Una recente ricerca ha individuato un nuovo farmaco in grado di ostacolare lo sviluppo dell’Alzheimer. Secondo gli studiosi questo potrebbe rivoluzionare il trattamento dei pazienti affetti da demenza e, soprattutto, migliorare la loro qualità della vita
La ricerca sull’Alzheimer è giunta a punto di svolta che potrebbe porre fine a decenni di fallimenti, perché alcuni ricercatori hanno trovato un nuovo farmaco per curare l’Alzheimer, la forma più comune di demenza.
Si tratta di lecanemab che si è dimostrato efficace nel contrastare lo sviluppo della malattia.
Il farmaco funziona nelle prime fasi della malattia, quindi è importante riuscire a individuare chi è a rischio.
Come funziona? Lecanemab attacca il beta amiloide che si accumula nel cervello dei malati di Alzheimer.
L’Alzheimer’s Research UK ha affermato che i risultati sono stati importanti.
Attualmente, alle persone con Alzheimer vengono somministrati altri farmaci per aiutarli a gestire i sintomi, ma nessuno cambia il decorso della malattia.
Lecanemab è un anticorpo – come quelli che il corpo produce per attaccare virus o batteri – che è stato progettato per dire al sistema immunitario di eliminare l’amiloide dal cervello.
L’amiloide è una proteina che si aggrega negli spazi tra i neuroni nel cervello, e forma placche distintive che sono uno dei segni dell’Alzheimer.
Lo studio
Lo studio su larga scala ha coinvolto 1.795 volontari con Alzheimer in fase iniziale. Le infusioni di lecanemab sono state somministrate ogni quindici giorni.
I risultati non sono stati miracolosi, poiché la malattia ha continuato a privare le persone della loro capacità cerebrale, ma tale declino è stato rallentato di circa un quarto nel corso dei 18 mesi di trattamento. I dati sono già in fase di valutazione da parte delle autorità di regolamentazione negli Stati Uniti, che presto decideranno se il lecanemab può essere approvato per un uso più ampio.
Il declino più lento con il farmaco è stato notato utilizzando le valutazioni dei sintomi. È una scala di 18 punti, che va dalla demenza normale a quella grave. Quelli che ricevevano il farmaco stavano meglio di 0,45 punti.
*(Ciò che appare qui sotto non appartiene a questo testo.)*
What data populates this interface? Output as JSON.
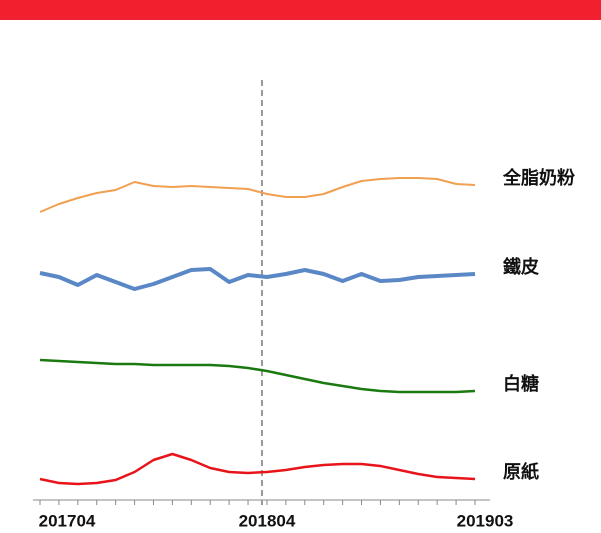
{
  "chart_data": {
    "type": "line",
    "categories": [
      "201704",
      null,
      null,
      null,
      null,
      null,
      null,
      null,
      null,
      null,
      null,
      null,
      "201804",
      null,
      null,
      null,
      null,
      null,
      null,
      null,
      null,
      null,
      null,
      "201903"
    ],
    "ylim": [
      0,
      400
    ],
    "reference_line": {
      "x": "201804",
      "color": "#999999",
      "dashed": true
    },
    "series": [
      {
        "name": "全脂奶粉",
        "color": "#f0a050",
        "width": 2,
        "values": [
          288,
          296,
          302,
          307,
          310,
          318,
          314,
          313,
          314,
          313,
          312,
          311,
          306,
          303,
          303,
          306,
          313,
          319,
          321,
          322,
          322,
          321,
          316,
          315
        ]
      },
      {
        "name": "鐵皮",
        "color": "#5a87c5",
        "width": 4,
        "values": [
          227,
          223,
          215,
          225,
          218,
          211,
          216,
          223,
          230,
          231,
          218,
          225,
          223,
          226,
          230,
          226,
          219,
          226,
          219,
          220,
          223,
          224,
          225,
          226
        ]
      },
      {
        "name": "白糖",
        "color": "#1a7a10",
        "width": 2.5,
        "values": [
          140,
          139,
          138,
          137,
          136,
          136,
          135,
          135,
          135,
          135,
          134,
          132,
          129,
          125,
          121,
          117,
          114,
          111,
          109,
          108,
          108,
          108,
          108,
          109
        ]
      },
      {
        "name": "原紙",
        "color": "#e8141a",
        "width": 2.5,
        "values": [
          21,
          17,
          16,
          17,
          20,
          28,
          40,
          46,
          40,
          32,
          28,
          27,
          28,
          30,
          33,
          35,
          36,
          36,
          34,
          30,
          26,
          23,
          22,
          21
        ]
      }
    ]
  }
}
La dottoressa Susan Kohlhaas, dell’Alzheimer’s Research UK, ha affermato che:
Si tratta di un effetto modesto, ma ci dà un po’ di speranza, e la prossima generazione di farmaci potrà essere ancora migliore.
Ma sono stati individuati anche dei rischi. Le scansioni cerebrali hanno mostrato un rischio di emorragie cerebrali (17% dei partecipanti) e gonfiore cerebrale (13%). Complessivamente, il 7% delle persone a cui è stato somministrato il farmaco ha dovuto interrompere a causa degli effetti collaterali.
I ricercatori hanno anche sottolineato che questa cura è efficace se i farmaci vengono somministrati all’inizio della malattia, ossia prima che si verifichi un danno eccessivo al cervello, ma la maggior parte dei pazienti si trova già nelle fasi successive della malattia quando ha accesso alle cure.
Ciò sottolinea l’importanza della prevenzione, e ai primi segni di problemi di memoria i medici devono sottoporre i pazienti a esami e test specifici, come scansioni cerebrali o analisi del liquido spinale, per determinare se hanno l’Alzheimer o un’altra forma di demenza.
Gli scienziati hanno anche sottolineato che l’amiloide è solo una parte del complesso quadro della malattia di Alzheimer e non dovrebbe diventare l’unico obiettivo delle terapie.
Il sistema immunitario e l’infiammazione sono fortemente coinvolti nella malattia, e un’altra proteina tossica chiamata tau è quella che si trova dove le cellule cerebrali stanno effettivamente morendo.
I ricercatori hanno concluso:
Siamo molto entusiasti perché siamo sul punto di capire abbastanza sulla malattia, e da questo possiamo raggiungere grandi traguardi tra un decennio o giù di lì.